Nawet w przypadku tej rośliny zalecane dawkowanie nie zostało jeszcze ustalone. Podawana ilość również różni się w zależności od badania, ale badania sugerują, że już 250‑600 mg jest skuteczne. Zwykle jednak w pojedynczej dawce produktu leczniczego znajduje się około 250‑1500 mg. Można go przyjmować w postaci tabletek, proszku lub ekstraktu. Wysokie dawki mogą prowadzić do problemów trawiennych, które są prawdopodobnie spowodowane podrażnieniem wyściółki przewodu pokarmowego. Ostrożność powinny zachować zwłaszcza kobiety w ciąży i karmiące piersią lub osoby z zaburzeniami czynności tarczycy.
5. Pluskwica groniasta (Actaea racemosa)
Pluskwica groniasta zawiera całe spektrum substancji aktywnych i nadal nie jest do końca jasne, która z nich odpowiada za jego pozytywne działanie. Wiemy jednak, że działa ona na układ serotoninowy, dzięki czemu zmniejsza objawy lęku i depresji. Ma również zdolność łagodzenia objawów PMS i menopauzy, a także pomaga w bólu menstruacyjnym i skurczach. Efekt ten jest pośredniczony przez antynocyceptywne działanie platypsu, tj. tłumienie przewodzenia bolesnych bodźców. Wciąż jednak istnieje stosunkowo niewiele wysokiej jakości badań naukowych, które mogą ostatecznie potwierdzić jego działanie i bezpieczeństwo, więc będziemy musieli poczekać na dalsze badania nad tym ziołem. Badanie z 2020 roku wskazuje jednak, że skuteczność leczenia objawów zespołu napięcia przedmiesiączkowego, zwłaszcza tych o charakterze psychologicznym, wzrastała w przypadku połączenia pluskwicy groniastej z różeniecem górskim (Rhodiola rosea).
Pluskwica groniasta jest dostępna w postaci tabletek, ekstraktu lub herbaty. Dzienna dawka nie została jeszcze powszechnie ustalona, ale na podstawie badań zaleca się przyjmowanie 20‑40 mg dziennie, aby zapewnić efekt przy jednoczesnym zminimalizowaniu skutków ubocznych. Należy również zauważyć, że niektórzy autorzy nie zalecają przyjmowania pluskwicy dłużej niż 6, maksymalnie 12 miesięcy, ze względu na jego możliwy negatywny wpływ na wątrobę.
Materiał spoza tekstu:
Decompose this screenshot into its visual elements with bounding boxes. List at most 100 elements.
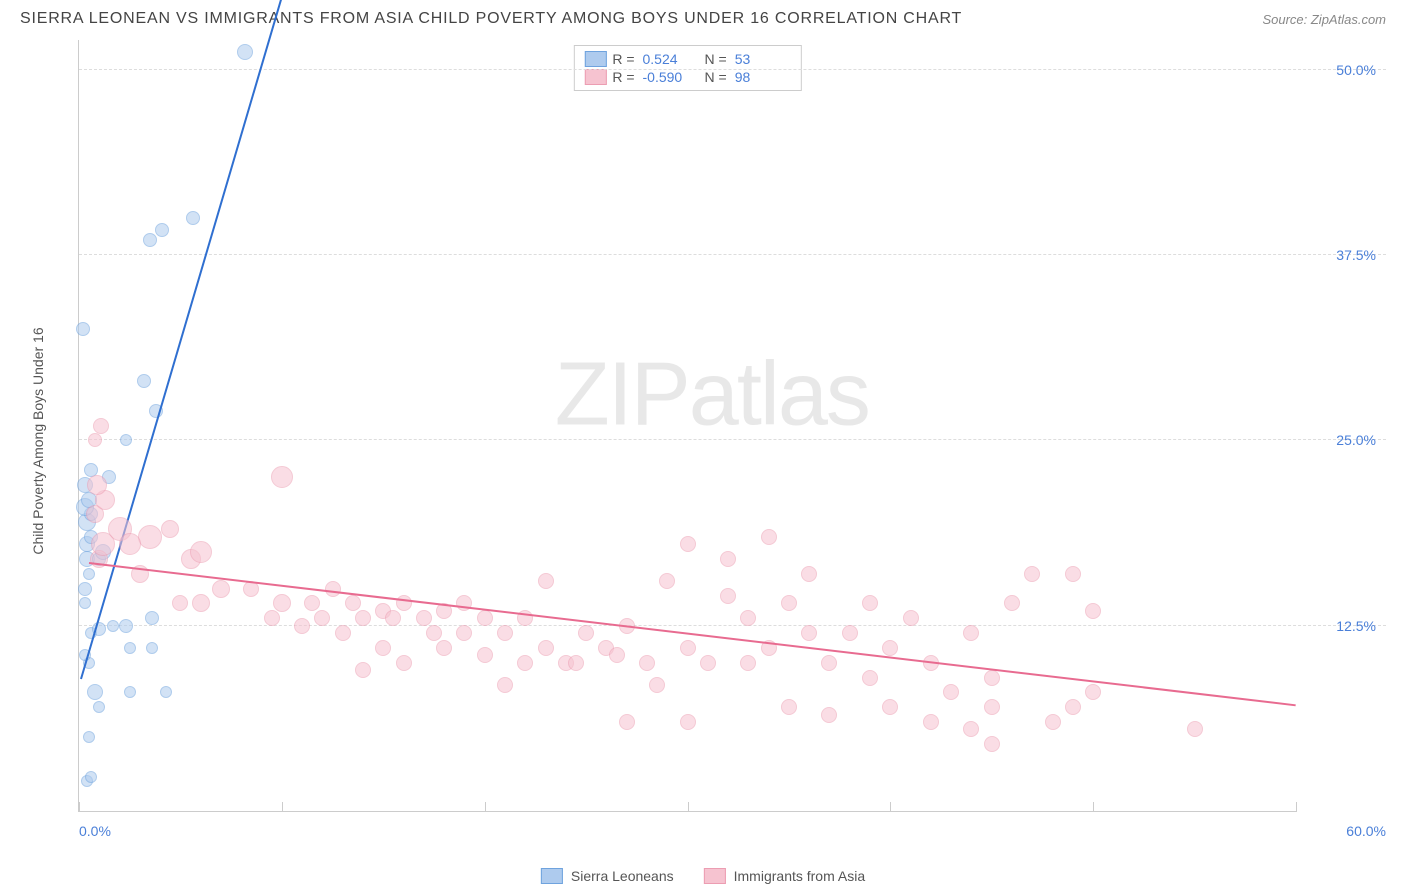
gridline-h [79, 439, 1386, 440]
x-tick [485, 802, 486, 812]
data-point [160, 686, 172, 698]
data-point [538, 640, 554, 656]
data-point [659, 573, 675, 589]
data-point [93, 701, 105, 713]
data-point [649, 677, 665, 693]
x-tick [688, 802, 689, 812]
data-point [1065, 566, 1081, 582]
data-point [355, 610, 371, 626]
swatch-series-1 [584, 51, 606, 67]
data-point [497, 625, 513, 641]
n-label: N = [705, 51, 727, 67]
chart-title: SIERRA LEONEAN VS IMMIGRANTS FROM ASIA C… [20, 10, 962, 28]
legend-label-1: Sierra Leoneans [571, 868, 674, 884]
data-point [963, 721, 979, 737]
data-point [740, 610, 756, 626]
series-legend: Sierra Leoneans Immigrants from Asia [541, 868, 865, 884]
x-tick [282, 802, 283, 812]
n-value-2: 98 [735, 69, 791, 85]
data-point [497, 677, 513, 693]
data-point [740, 655, 756, 671]
data-point [186, 211, 200, 225]
chart-header: SIERRA LEONEAN VS IMMIGRANTS FROM ASIA C… [0, 0, 1406, 34]
data-point [801, 625, 817, 641]
data-point [78, 582, 92, 596]
x-tick [890, 802, 891, 812]
data-point [237, 44, 253, 60]
data-point [124, 642, 136, 654]
legend-item-1: Sierra Leoneans [541, 868, 674, 884]
data-point [1004, 595, 1020, 611]
watermark-zip: ZIP [555, 344, 689, 444]
data-point [385, 610, 401, 626]
data-point [212, 580, 230, 598]
r-label: R = [612, 69, 634, 85]
x-tick [1296, 802, 1297, 812]
swatch-icon [704, 868, 726, 884]
scatter-plot: ZIPatlas R = 0.524 N = 53 R = -0.590 N =… [78, 40, 1296, 812]
data-point [120, 434, 132, 446]
data-point [155, 223, 169, 237]
data-point [143, 233, 157, 247]
data-point [172, 595, 188, 611]
data-point [345, 595, 361, 611]
legend-label-2: Immigrants from Asia [734, 868, 865, 884]
data-point [821, 707, 837, 723]
y-tick-label: 25.0% [1336, 432, 1376, 448]
data-point [85, 771, 97, 783]
data-point [639, 655, 655, 671]
data-point [264, 610, 280, 626]
data-point [923, 714, 939, 730]
watermark: ZIPatlas [555, 343, 869, 446]
data-point [963, 625, 979, 641]
data-point [578, 625, 594, 641]
data-point [271, 466, 293, 488]
chart-area: Child Poverty Among Boys Under 16 ZIPatl… [48, 40, 1386, 842]
data-point [984, 736, 1000, 752]
trend-line [80, 0, 283, 679]
data-point [456, 625, 472, 641]
data-point [477, 647, 493, 663]
data-point [538, 573, 554, 589]
data-point [517, 655, 533, 671]
data-point [294, 618, 310, 634]
data-point [87, 475, 107, 495]
watermark-atlas: atlas [689, 344, 869, 444]
x-tick-label-min: 0.0% [79, 823, 111, 839]
data-point [325, 581, 341, 597]
data-point [93, 418, 109, 434]
data-point [903, 610, 919, 626]
n-label: N = [705, 69, 727, 85]
data-point [273, 594, 291, 612]
data-point [700, 655, 716, 671]
data-point [335, 625, 351, 641]
data-point [842, 625, 858, 641]
data-point [137, 374, 151, 388]
data-point [192, 594, 210, 612]
legend-item-2: Immigrants from Asia [704, 868, 865, 884]
data-point [79, 597, 91, 609]
x-tick-label-max: 60.0% [1346, 823, 1386, 839]
x-tick [79, 802, 80, 812]
data-point [882, 699, 898, 715]
data-point [568, 655, 584, 671]
y-axis-label: Child Poverty Among Boys Under 16 [30, 327, 46, 554]
data-point [396, 655, 412, 671]
data-point [138, 525, 162, 549]
data-point [375, 640, 391, 656]
data-point [83, 568, 95, 580]
data-point [943, 684, 959, 700]
data-point [609, 647, 625, 663]
data-point [619, 714, 635, 730]
data-point [416, 610, 432, 626]
data-point [119, 533, 141, 555]
data-point [146, 642, 158, 654]
gridline-h [79, 69, 1386, 70]
r-value-2: -0.590 [643, 69, 699, 85]
data-point [1065, 699, 1081, 715]
n-value-1: 53 [735, 51, 791, 67]
r-label: R = [612, 51, 634, 67]
data-point [124, 686, 136, 698]
legend-row-2: R = -0.590 N = 98 [584, 68, 790, 86]
data-point [781, 595, 797, 611]
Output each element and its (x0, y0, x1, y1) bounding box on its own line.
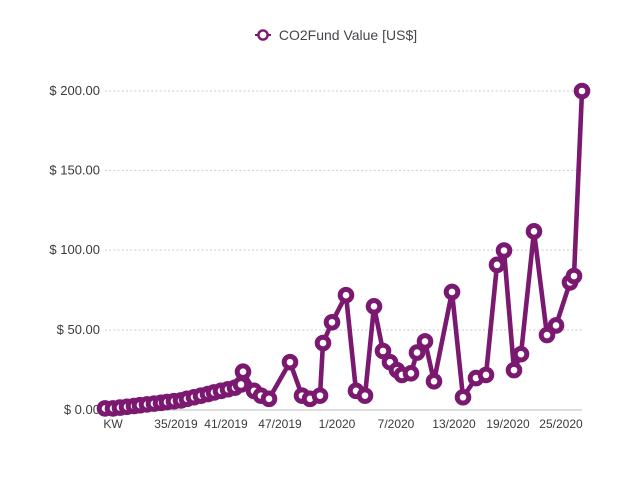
svg-text:$ 50.00: $ 50.00 (57, 322, 100, 337)
svg-text:$ 200.00: $ 200.00 (49, 83, 100, 98)
svg-text:35/2019: 35/2019 (154, 417, 198, 431)
svg-text:$ 150.00: $ 150.00 (49, 163, 100, 178)
svg-text:41/2019: 41/2019 (204, 417, 248, 431)
svg-text:19/2020: 19/2020 (486, 417, 530, 431)
svg-text:1/2020: 1/2020 (319, 417, 356, 431)
svg-text:47/2019: 47/2019 (258, 417, 302, 431)
svg-text:$ 100.00: $ 100.00 (49, 242, 100, 257)
svg-text:KW: KW (103, 417, 123, 431)
svg-text:$ 0.00: $ 0.00 (64, 402, 100, 417)
svg-text:7/2020: 7/2020 (378, 417, 415, 431)
svg-text:13/2020: 13/2020 (432, 417, 476, 431)
svg-text:25/2020: 25/2020 (539, 417, 583, 431)
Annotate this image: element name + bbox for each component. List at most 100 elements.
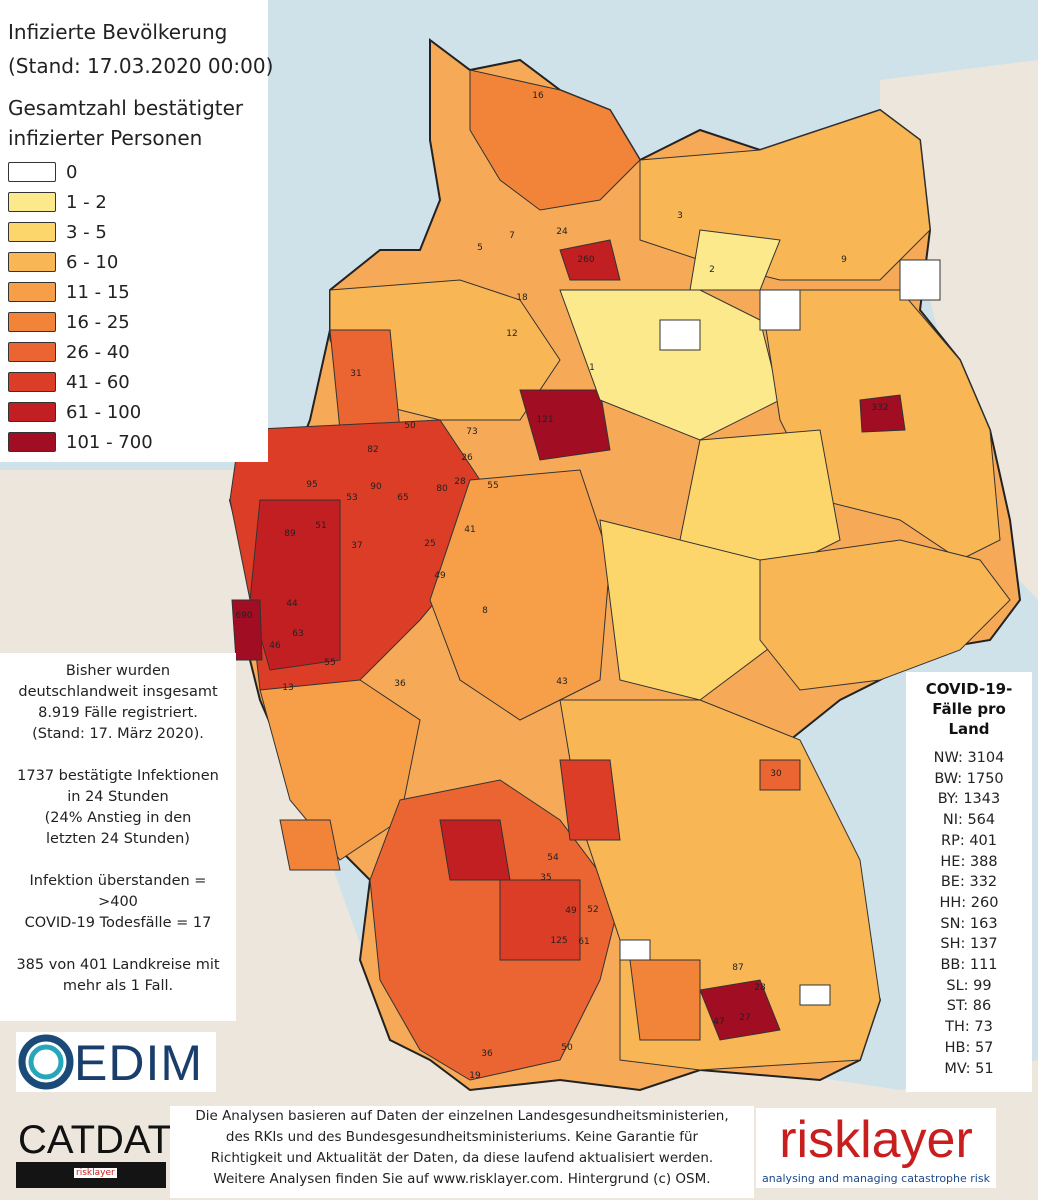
district-count-label: 12	[506, 329, 517, 339]
legend-item: 101 - 700	[8, 430, 153, 454]
legend-item: 16 - 25	[8, 310, 130, 334]
state-row: ST: 86	[946, 998, 992, 1015]
legend-label: 16 - 25	[66, 311, 130, 333]
district-count-label: 49	[565, 906, 577, 916]
district-count-label: 18	[516, 293, 528, 303]
summary-line: in 24 Stunden	[67, 789, 169, 805]
district-count-label: 44	[286, 599, 298, 609]
district-count-label: 24	[556, 227, 568, 237]
state-panel-title-3: Land	[948, 720, 990, 738]
district-count-label: 87	[732, 963, 743, 973]
district-count-label: 3	[677, 211, 683, 221]
region-bw	[369, 779, 621, 1081]
legend-panel: Infizierte Bevölkerung (Stand: 17.03.202…	[0, 0, 273, 462]
region-by-south	[629, 959, 701, 1041]
summary-line: letzten 24 Stunden)	[46, 831, 190, 847]
source-note-line: Weitere Analysen finden Sie auf www.risk…	[213, 1171, 711, 1187]
district-count-label: 46	[269, 641, 281, 651]
catdat-wordmark: CATDAT	[18, 1118, 173, 1162]
legend-swatch	[8, 222, 56, 242]
legend-label: 61 - 100	[66, 401, 142, 423]
region-stuttgart	[499, 879, 581, 961]
risklayer-logo: risklayer analysing and managing catastr…	[756, 1108, 996, 1188]
state-panel-title-2: Fälle pro	[932, 700, 1006, 718]
district-count-label: 1	[589, 363, 595, 373]
legend-label: 26 - 40	[66, 341, 130, 363]
district-count-label: 332	[871, 403, 888, 413]
state-row: HH: 260	[939, 894, 999, 911]
district-count-label: 36	[394, 679, 406, 689]
edim-wordmark: EDIM	[74, 1035, 203, 1091]
region-sn	[759, 539, 1011, 691]
district-count-label: 61	[578, 937, 589, 947]
legend-swatch	[8, 342, 56, 362]
summary-line: (Stand: 17. März 2020).	[32, 726, 204, 742]
district-count-label: 7	[509, 231, 515, 241]
legend-item: 0	[8, 160, 77, 184]
state-row: RP: 401	[941, 832, 997, 849]
district-count-label: 28	[454, 477, 466, 487]
summary-line: mehr als 1 Fall.	[62, 978, 174, 994]
district-count-label: 8	[482, 606, 488, 616]
state-row: TH: 73	[945, 1019, 993, 1036]
district-count-label: 19	[469, 1071, 481, 1081]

Suplement diety z kombinacją składników aktywnych
Jeśli nie wiesz, po który suplement diety sięgnąć, możesz wypróbować Vilgain PMS Balance, który zawiera połączenie wspomnianego już niepokalanka pospolitego i macy. Oprócz tego w składzie znajdziemy także wyciąg z melisy, wierzby białej i imbiru, które również mogą łagodzić niektóre objawy związane z PMS i sprzyjać ogólnemu dobremu samopoczuciu.
PMS Balance
Zawsze skonsultuj się z lekarzem przed zażyciem
Chociaż zioła te są obecnie przedmiotem intensywnych badań i wydają się, w zalecanych dawkach, być naprawdę skuteczne i bezpieczne dla zdrowia, potrzebne są dalsze badania, aby ostatecznie potwierdzić ich pozytywne i możliwe negatywne skutki. Dlatego przed rozpoczęciem ich stosowania zawsze należy skonsultować się z lekarzem, aby zminimalizować zarówno skutki uboczne samego produktu, jak i jego interakcje z innymi lekami. Szczególną ostrożność powinny zachować kobiety w ciąży i karmiące piersią lub osoby z zaburzeniami czynności wątroby, nerek lub tarczycy.
Co warto zapamiętać?
Miesiączka potrafi czasem uprzykrzyć życie - nic więc dziwnego, że wiele kobiet szuka sposobów na przynajmniej częściowe złagodzenie tych objawów. Rozwiązaniem może być szeroka gama ziół, takich jak niepokalanek pospolity, maca peruviana, dziurawiec zwyczajny, ashwagandha czy pluskwica groniasta. Ich pozytywne działanie zostało odnotowane w wielu badaniach naukowych, ale potrzeba więcej badań, aby ostatecznie je zweryfikować i jednoznacznie zadeklarować ich bezpieczeństwo. Dlatego przed zastosowaniem tych ziół należy skonsultować się z lekarzem. Ważne jest również monitorowanie jednocześnie przyjmowanych leków, aby uniknąć interakcji lekowych.